The formation of a right-wing coalition government in Austria was especially revealing of the current state of politics and public opinion in the Western world. Years ago, when the FPO entered into a coalition government in Austria for the first time, it created turmoil among the European and Israeli elites. Today, the very same public and media spheres are instead somewhat accepting of FPO’s right-wing extremism.
This comes alongside a tacit approval of anti-Muslim and anti-immigration sentiments. This approval is rooted in the irrational idea that immigration and globalisation represent a challenge to national/European traditions as well as to the identity of European citizens.
Today, the main worry in many EU spheres is not Austria’s vocal rejection of refugee quotas or its defence of the Christian connotations of the old continent. Instead, they are worried about whether the new Austrian prime minister and his cabinet will maintain a pro-EU stance.
About 30 years after the fall of the Berlin Wall, and in an era characterised by fears of migrations, all this touches, in fact, the inner soul of Western democracies: Are the years of multiculturalism gone? And, above all, are fascism and authoritarianism returning? In a fast-moving world, shaped by the changing faces of politics, the impact of fake news, and rising inequalities, these are reasonable, but, at times, not well-posed questions.
It does not make a lot of sense to talk about a return to the 1930s, nor suggest that the FPO or AfD will one day establish a fascist dictatorship. But this new, hardline, right-wing Austria may strengthen the existing Central European opposition to some EU policies. This will erode the European Commission’s attempts to stop the anti-liberal turn of Hungary and Poland even further.
Indeed, the Austrian government has already started showing what “nationalism in action” looks like. They are proposing to grant Austrian citizenship to the German-speaking Italians residing in the bordering regions of South Tyrol. This proposal, a clear example of ethnicity-based politics masked behind moderate faces and expressions, is generating tension between Italy and Austria.
Kurz suggested that they are simply respecting the will of the people from South Tyrol. He claimed that everything will be done in conjunction with the Italian government, and paradoxically argued that their proposal is made to forge “cooperation among the European states“.

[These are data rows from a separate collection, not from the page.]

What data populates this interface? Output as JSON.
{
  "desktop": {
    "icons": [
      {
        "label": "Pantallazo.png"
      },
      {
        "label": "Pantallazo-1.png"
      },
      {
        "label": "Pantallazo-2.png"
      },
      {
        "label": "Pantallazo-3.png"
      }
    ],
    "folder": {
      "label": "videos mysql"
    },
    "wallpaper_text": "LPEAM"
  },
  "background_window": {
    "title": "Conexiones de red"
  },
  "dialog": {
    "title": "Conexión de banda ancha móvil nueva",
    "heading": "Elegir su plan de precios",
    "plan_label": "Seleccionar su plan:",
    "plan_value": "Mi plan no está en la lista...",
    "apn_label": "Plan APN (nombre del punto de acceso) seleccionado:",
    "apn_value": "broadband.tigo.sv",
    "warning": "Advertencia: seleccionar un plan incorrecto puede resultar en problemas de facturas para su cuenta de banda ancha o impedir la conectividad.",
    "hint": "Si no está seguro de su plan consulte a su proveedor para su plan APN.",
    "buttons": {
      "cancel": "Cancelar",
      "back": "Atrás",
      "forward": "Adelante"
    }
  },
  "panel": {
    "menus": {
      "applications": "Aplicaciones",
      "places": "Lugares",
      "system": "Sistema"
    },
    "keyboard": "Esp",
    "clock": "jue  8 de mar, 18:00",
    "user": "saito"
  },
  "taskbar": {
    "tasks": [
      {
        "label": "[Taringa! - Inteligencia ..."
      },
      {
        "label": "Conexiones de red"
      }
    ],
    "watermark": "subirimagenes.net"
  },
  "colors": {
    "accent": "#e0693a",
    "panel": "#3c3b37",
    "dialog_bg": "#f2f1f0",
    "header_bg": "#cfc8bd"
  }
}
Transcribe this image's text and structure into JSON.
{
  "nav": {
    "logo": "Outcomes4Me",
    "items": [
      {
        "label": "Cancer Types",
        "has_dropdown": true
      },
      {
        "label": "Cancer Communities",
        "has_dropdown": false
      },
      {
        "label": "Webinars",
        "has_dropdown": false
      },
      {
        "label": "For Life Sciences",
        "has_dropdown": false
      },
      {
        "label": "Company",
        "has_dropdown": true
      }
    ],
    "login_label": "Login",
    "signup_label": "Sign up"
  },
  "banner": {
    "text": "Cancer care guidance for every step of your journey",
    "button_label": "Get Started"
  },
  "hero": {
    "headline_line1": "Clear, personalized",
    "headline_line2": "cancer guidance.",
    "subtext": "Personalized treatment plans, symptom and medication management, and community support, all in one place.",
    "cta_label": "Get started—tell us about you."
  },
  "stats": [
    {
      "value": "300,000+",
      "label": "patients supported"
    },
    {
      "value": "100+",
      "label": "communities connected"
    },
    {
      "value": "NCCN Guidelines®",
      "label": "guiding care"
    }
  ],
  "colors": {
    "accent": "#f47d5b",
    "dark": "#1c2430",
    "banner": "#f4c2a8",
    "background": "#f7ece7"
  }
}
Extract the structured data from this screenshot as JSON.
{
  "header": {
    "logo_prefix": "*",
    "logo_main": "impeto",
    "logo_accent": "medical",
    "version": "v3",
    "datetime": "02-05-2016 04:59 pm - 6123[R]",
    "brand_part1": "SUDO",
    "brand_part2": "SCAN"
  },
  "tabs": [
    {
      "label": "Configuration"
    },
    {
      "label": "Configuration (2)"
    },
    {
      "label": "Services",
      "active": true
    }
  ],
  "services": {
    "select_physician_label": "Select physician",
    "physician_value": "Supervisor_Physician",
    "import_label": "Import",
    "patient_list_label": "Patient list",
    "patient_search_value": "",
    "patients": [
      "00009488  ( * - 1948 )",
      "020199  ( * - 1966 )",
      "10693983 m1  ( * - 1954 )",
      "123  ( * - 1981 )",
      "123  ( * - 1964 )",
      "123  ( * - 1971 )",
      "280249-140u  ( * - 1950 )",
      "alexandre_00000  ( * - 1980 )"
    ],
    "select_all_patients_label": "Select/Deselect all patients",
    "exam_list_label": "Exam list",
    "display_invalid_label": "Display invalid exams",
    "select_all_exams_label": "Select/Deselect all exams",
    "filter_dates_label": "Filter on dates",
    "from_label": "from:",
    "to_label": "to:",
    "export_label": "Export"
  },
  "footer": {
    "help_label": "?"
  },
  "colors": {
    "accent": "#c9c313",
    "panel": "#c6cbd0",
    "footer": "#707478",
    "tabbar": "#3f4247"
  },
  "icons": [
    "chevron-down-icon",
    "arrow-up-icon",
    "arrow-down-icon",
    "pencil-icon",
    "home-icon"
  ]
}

The unfortunate truth is that this was simply one of the electoral promises of the FPO, a party aiming to protect German minorities in all territories once belonging to the Austro-Hungarian Empire. In the 21st century, this is a bizarre and outdated attempt to return to ethno-imperial nationalism. If the EU, lobbying groups and European liberals aim to defend a supranational union and preserve the richness of multicultural societies, they should make member states accountable for not respecting some of the EU’s core values. Legal provisions are already available, and EU treaties are prohibiting discrimination and supporting “a society in which pluralism … tolerance … solidarity and equality … prevail.” Before any cultural revolution and long-term investments in education or wealth redistribution, this would be a first, practical starting point for a democratic struggle.
The views expressed in this article are the author’s own and do not necessarily reflect Al Jazeera’s editorial policy.